His mouth set. “Which should belong to me. I’m taking it back, Nell—like I promised. I’ve had plenty of time to save up the money, to invest what my dad left me when he died... It’s the least I owe him.”
“And you let me rattle on when all along you meant to start another range war—”
“That’s not how it has to be.”
“Oh, yes, it does,” she said, and turned on her heel.
Nell was out the door before Cooper opened his mouth to say anything more.

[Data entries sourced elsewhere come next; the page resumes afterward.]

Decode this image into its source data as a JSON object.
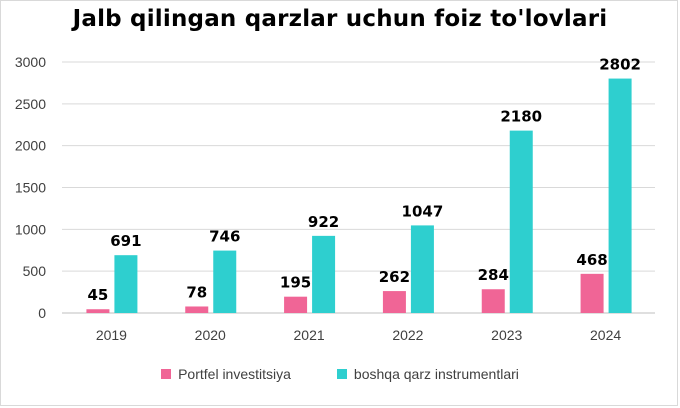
{
  "chart_data": {
    "type": "bar",
    "title": "Jalb qilingan  qarzlar uchun foiz to'lovlari",
    "categories": [
      "2019",
      "2020",
      "2021",
      "2022",
      "2023",
      "2024"
    ],
    "series": [
      {
        "name": "Portfel investitsiya",
        "color": "#f06596",
        "values": [
          45,
          78,
          195,
          262,
          284,
          468
        ]
      },
      {
        "name": "boshqa qarz instrumentlari",
        "color": "#2ecfcf",
        "values": [
          691,
          746,
          922,
          1047,
          2180,
          2802
        ]
      }
    ],
    "ylim": [
      0,
      3000
    ],
    "yticks": [
      0,
      500,
      1000,
      1500,
      2000,
      2500,
      3000
    ],
    "grid": true,
    "legend": "bottom",
    "data_labels": true
  }
}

And to even think of picking up where they’d left off. That would only show her grandfather she wasn’t capable of taking over the NLS, that she needed a man. Long ago, she’d decided to put her focus where it belonged. Nell prided herself on being independent, even tough, and most of the time the facade hid her vulnerability, but all her life people had underestimated her. A romance would only get in the way of proving herself as boss of the NLS. La jefa.
She’d given up on love years ago when Cooper Ransom left the state. And now that he’d come home, nothing had changed.